Question

A horizontal plank has a rectangular block placed on it. The plank starts oscillating vertically and simple harmonically with an amplitude of 40 cm. The block just loses contact with the plank when the latter is at momentary rest Then.
A. the period of oscillation is `((2pi)/(5))`
B. `the block weighs double its actual weght, then the plank is at one of the positions of momentary rest.
C. the block weighs 1.5 times its weight on the plank halfway down
D. the block weghs its true weight on the plank when the later moves fastest.

Answer 1

Correct Answer - A::B::C::D

The position of momentary rest in SHM is the extreme position where velocity of particle is zero.

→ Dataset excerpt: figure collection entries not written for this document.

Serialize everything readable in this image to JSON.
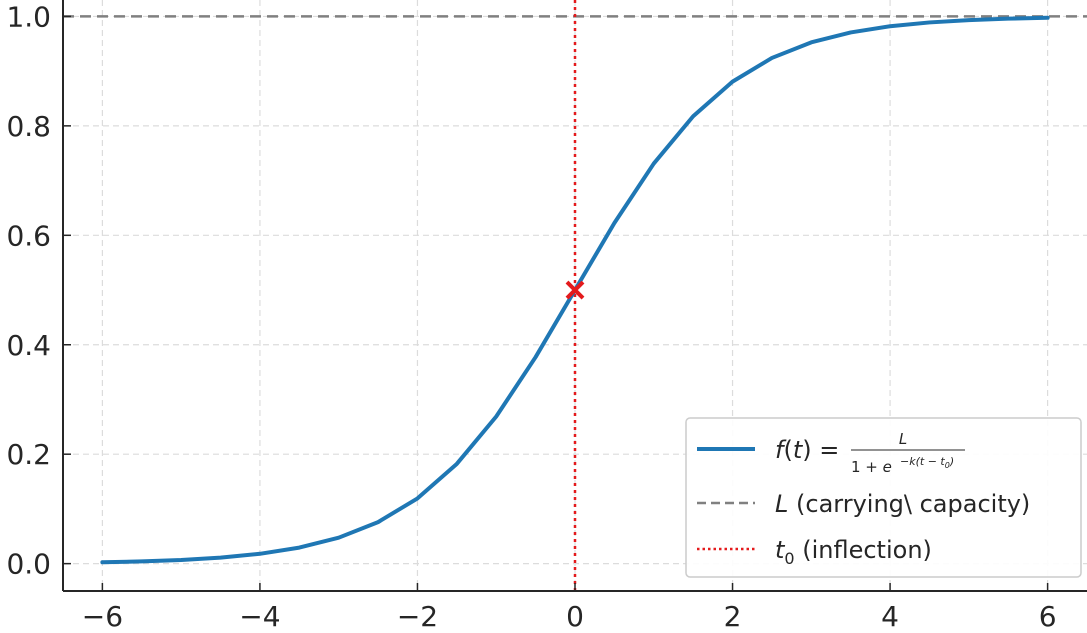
{
  "chart_data": {
    "type": "line",
    "title": "",
    "xlabel": "",
    "ylabel": "",
    "xlim": [
      -6.5,
      6.5
    ],
    "ylim": [
      -0.05,
      1.03
    ],
    "xticks": [
      -6,
      -4,
      -2,
      0,
      2,
      4,
      6
    ],
    "yticks": [
      0.0,
      0.2,
      0.4,
      0.6,
      0.8,
      1.0
    ],
    "xtick_labels": [
      "−6",
      "−4",
      "−2",
      "0",
      "2",
      "4",
      "6"
    ],
    "ytick_labels": [
      "0.0",
      "0.2",
      "0.4",
      "0.6",
      "0.8",
      "1.0"
    ],
    "grid": true,
    "legend_position": "bottom-right",
    "series": [
      {
        "name": "f(t) = L / (1 + e^{-k(t - t0)})",
        "color": "#1f77b4",
        "style": "solid",
        "x": [
          -6.0,
          -5.5,
          -5.0,
          -4.5,
          -4.0,
          -3.5,
          -3.0,
          -2.5,
          -2.0,
          -1.5,
          -1.0,
          -0.5,
          0.0,
          0.5,
          1.0,
          1.5,
          2.0,
          2.5,
          3.0,
          3.5,
          4.0,
          4.5,
          5.0,
          5.5,
          6.0
        ],
        "y": [
          0.0025,
          0.0041,
          0.0067,
          0.011,
          0.018,
          0.0293,
          0.0474,
          0.0759,
          0.1192,
          0.1824,
          0.2689,
          0.3775,
          0.5,
          0.6225,
          0.7311,
          0.8176,
          0.8808,
          0.9241,
          0.9526,
          0.9707,
          0.982,
          0.989,
          0.9933,
          0.9959,
          0.9975
        ]
      }
    ],
    "reference_lines": [
      {
        "name": "L (carrying\\ capacity)",
        "orientation": "horizontal",
        "value": 1.0,
        "color": "#808080",
        "style": "dashed"
      },
      {
        "name": "t0 (inflection)",
        "orientation": "vertical",
        "value": 0.0,
        "color": "#e41a1c",
        "style": "dotted"
      }
    ],
    "markers": [
      {
        "name": "inflection-point",
        "x": 0.0,
        "y": 0.5,
        "shape": "x",
        "color": "#e41a1c"
      }
    ],
    "legend": {
      "entry1": {
        "f": "f",
        "t_open": "(",
        "t": "t",
        "t_close": ")",
        "eq": " = ",
        "numer": "L",
        "denom_pre": "1 + ",
        "e": "e",
        "exp": "−k(t − t",
        "exp_sub": "0",
        "exp_close": ")"
      },
      "entry2": {
        "sym": "L",
        "text": " (carrying\\ capacity)"
      },
      "entry3": {
        "sym": "t",
        "sub": "0",
        "text": " (inflection)"
      }
    }
  }
}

As the block loses contact with thw plank at this position i.e, normal force becomes zero, it has to be the upper extreme where acceleration of the block will be g downwards.

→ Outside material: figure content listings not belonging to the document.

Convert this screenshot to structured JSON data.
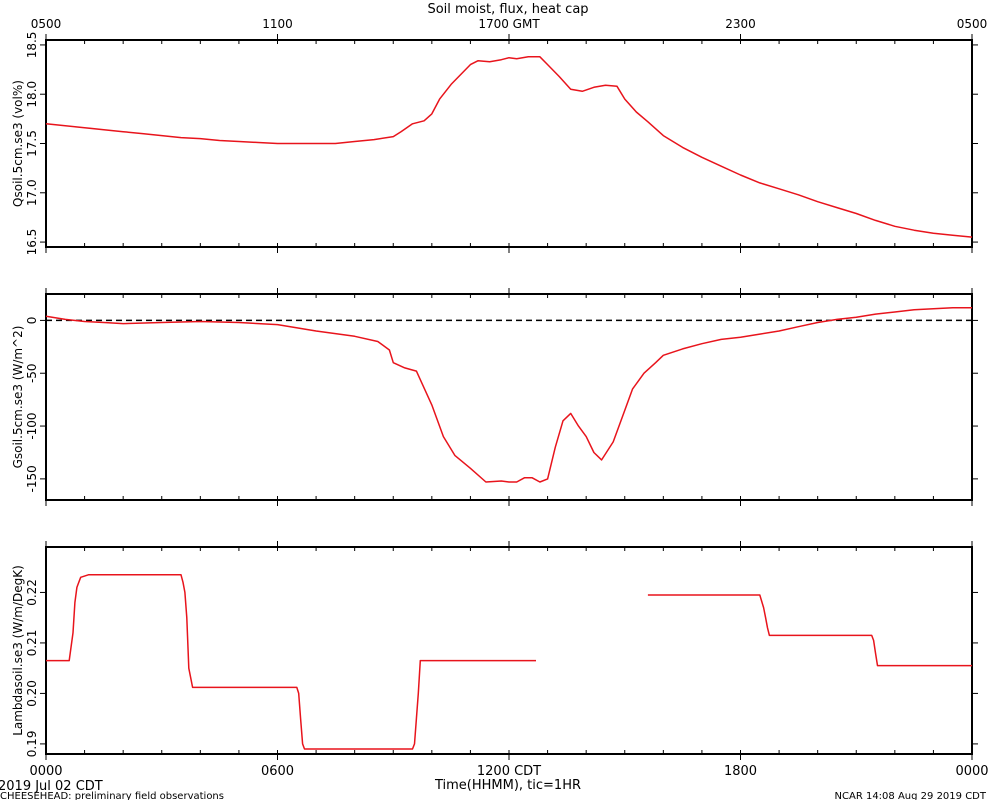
{
  "chart_data": [
    {
      "type": "line",
      "title": "Soil moist, flux, heat cap",
      "ylabel": "Qsoil.5cm.se3 (vol%)",
      "ylim": [
        16.45,
        18.55
      ],
      "yticks": [
        16.5,
        17.0,
        17.5,
        18.0,
        18.5
      ],
      "ytick_labels": [
        "16.5",
        "17.0",
        "17.5",
        "18.0",
        "18.5"
      ],
      "top_axis_ticks": [
        0,
        6,
        12,
        18,
        24
      ],
      "top_axis_labels": [
        "0500",
        "1100",
        "1700 GMT",
        "2300",
        "0500"
      ],
      "color": "#e8141c",
      "series": [
        {
          "x": [
            0,
            0.5,
            1,
            1.5,
            2,
            2.5,
            3,
            3.5,
            4,
            4.5,
            5,
            5.5,
            6,
            6.5,
            7,
            7.5,
            8,
            8.5,
            9,
            9.2,
            9.5,
            9.8,
            10,
            10.2,
            10.5,
            10.8,
            11,
            11.2,
            11.5,
            11.8,
            12,
            12.2,
            12.5,
            12.8,
            13,
            13.3,
            13.6,
            13.9,
            14.2,
            14.5,
            14.8,
            15,
            15.3,
            15.6,
            16,
            16.5,
            17,
            17.5,
            18,
            18.5,
            19,
            19.5,
            20,
            20.5,
            21,
            21.5,
            22,
            22.5,
            23,
            23.5,
            24
          ],
          "y": [
            17.7,
            17.68,
            17.66,
            17.64,
            17.62,
            17.6,
            17.58,
            17.56,
            17.55,
            17.53,
            17.52,
            17.51,
            17.5,
            17.5,
            17.5,
            17.5,
            17.52,
            17.54,
            17.57,
            17.62,
            17.7,
            17.73,
            17.8,
            17.95,
            18.1,
            18.22,
            18.3,
            18.34,
            18.33,
            18.35,
            18.37,
            18.36,
            18.38,
            18.38,
            18.3,
            18.18,
            18.05,
            18.03,
            18.07,
            18.09,
            18.08,
            17.95,
            17.82,
            17.72,
            17.58,
            17.46,
            17.36,
            17.27,
            17.18,
            17.1,
            17.04,
            16.98,
            16.91,
            16.85,
            16.79,
            16.72,
            16.66,
            16.62,
            16.59,
            16.57,
            16.55
          ]
        }
      ]
    },
    {
      "type": "line",
      "ylabel": "Gsoil.5cm.se3 (W/m^2)",
      "ylim": [
        -170,
        25
      ],
      "yticks": [
        -150,
        -100,
        -50,
        0
      ],
      "ytick_labels": [
        "-150",
        "-100",
        "-50",
        "0"
      ],
      "reference_line": 0,
      "color": "#e8141c",
      "series": [
        {
          "x": [
            0,
            0.5,
            1,
            1.5,
            2,
            3,
            4,
            5,
            6,
            7,
            8,
            8.6,
            8.9,
            9,
            9.3,
            9.6,
            10,
            10.3,
            10.6,
            11,
            11.4,
            11.8,
            12,
            12.2,
            12.4,
            12.6,
            12.8,
            13,
            13.2,
            13.4,
            13.6,
            13.8,
            14,
            14.2,
            14.4,
            14.7,
            15,
            15.2,
            15.5,
            15.8,
            16,
            16.5,
            17,
            17.5,
            18,
            18.5,
            19,
            19.5,
            20,
            20.5,
            21,
            21.5,
            22,
            22.5,
            23,
            23.5,
            24
          ],
          "y": [
            4,
            1,
            -1,
            -2,
            -3,
            -2,
            -1,
            -2,
            -4,
            -10,
            -15,
            -20,
            -28,
            -40,
            -45,
            -48,
            -80,
            -110,
            -128,
            -140,
            -153,
            -152,
            -153,
            -153,
            -149,
            -149,
            -153,
            -150,
            -120,
            -95,
            -88,
            -100,
            -110,
            -125,
            -132,
            -115,
            -85,
            -65,
            -50,
            -40,
            -33,
            -27,
            -22,
            -18,
            -16,
            -13,
            -10,
            -6,
            -2,
            1,
            3,
            6,
            8,
            10,
            11,
            12,
            12
          ]
        }
      ]
    },
    {
      "type": "line",
      "ylabel": "Lambdasoil.se3 (W/m/DegK)",
      "ylim": [
        0.188,
        0.229
      ],
      "yticks": [
        0.19,
        0.2,
        0.21,
        0.22
      ],
      "ytick_labels": [
        "0.19",
        "0.20",
        "0.21",
        "0.22"
      ],
      "color": "#e8141c",
      "segments": [
        {
          "x": [
            0,
            0.5,
            0.6,
            0.7,
            0.75,
            0.8,
            0.85,
            0.9,
            1.1,
            3.5,
            3.55,
            3.6,
            3.65,
            3.7,
            3.8,
            4,
            5,
            6,
            6.5,
            6.55,
            6.6,
            6.65,
            6.7,
            8,
            9.5,
            9.55,
            9.6,
            9.65,
            9.7,
            10.5,
            11.5,
            12,
            12.5,
            12.7
          ],
          "y": [
            0.2065,
            0.2065,
            0.2065,
            0.212,
            0.218,
            0.221,
            0.222,
            0.223,
            0.2235,
            0.2235,
            0.222,
            0.22,
            0.215,
            0.205,
            0.2012,
            0.2012,
            0.2012,
            0.2012,
            0.2012,
            0.2,
            0.195,
            0.19,
            0.189,
            0.189,
            0.189,
            0.19,
            0.195,
            0.2,
            0.2065,
            0.2065,
            0.2065,
            0.2065,
            0.2065,
            0.2065
          ]
        },
        {
          "x": [
            15.6,
            16.5,
            17.5,
            18.5,
            18.6,
            18.65,
            18.7,
            18.75,
            18.8,
            19.5,
            20.5,
            21.4,
            21.45,
            21.5,
            21.55,
            21.6,
            22.5,
            23.5,
            24
          ],
          "y": [
            0.2195,
            0.2195,
            0.2195,
            0.2195,
            0.217,
            0.215,
            0.213,
            0.2115,
            0.2115,
            0.2115,
            0.2115,
            0.2115,
            0.2105,
            0.208,
            0.2055,
            0.2055,
            0.2055,
            0.2055,
            0.2055
          ]
        }
      ]
    }
  ],
  "bottom_axis": {
    "ticks": [
      0,
      6,
      12,
      18,
      24
    ],
    "labels": [
      "0000",
      "0600",
      "1200 CDT",
      "1800",
      "0000"
    ],
    "title": "Time(HHMM), tic=1HR"
  },
  "footer": {
    "date": "2019 Jul 02 CDT",
    "project_note": "CHEESEHEAD: preliminary field observations",
    "credit": "NCAR 14:08 Aug 29 2019 CDT"
  }
}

`omega^2A=gimpliesomega^2=(10)/(0.4)=25`
`omega=5(rad)/(s)impliesT=(2pi)/(omega)=(2pi)/(5)s`
Acceleration in SHM is given as `a=omega^2x`.

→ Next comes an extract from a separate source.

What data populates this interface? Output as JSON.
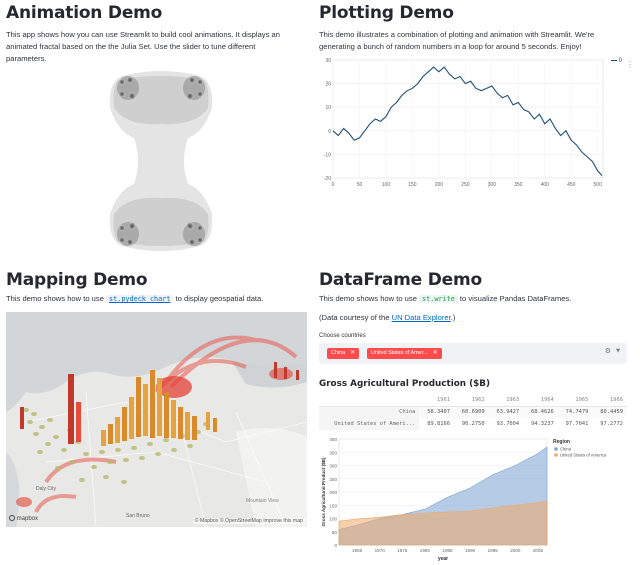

From the figure, we can see that at lower extreme, acceleration is g upwards
`N-mg=ma`
or `N=m(a+g)=2mg`
at halfway up acceleration is `(g)/(2)` downwards
`mg-N=ma` or `N=m(g-(g)/(2))=(1)/(2)mg`
At halfway down, acceleration is `(g)/(2)` upwards.
`N-mg=ma` or `N=m(g+(g)/(2))=(3)/(2)mg`
At mean position velocity is maximum and acceleration is zero.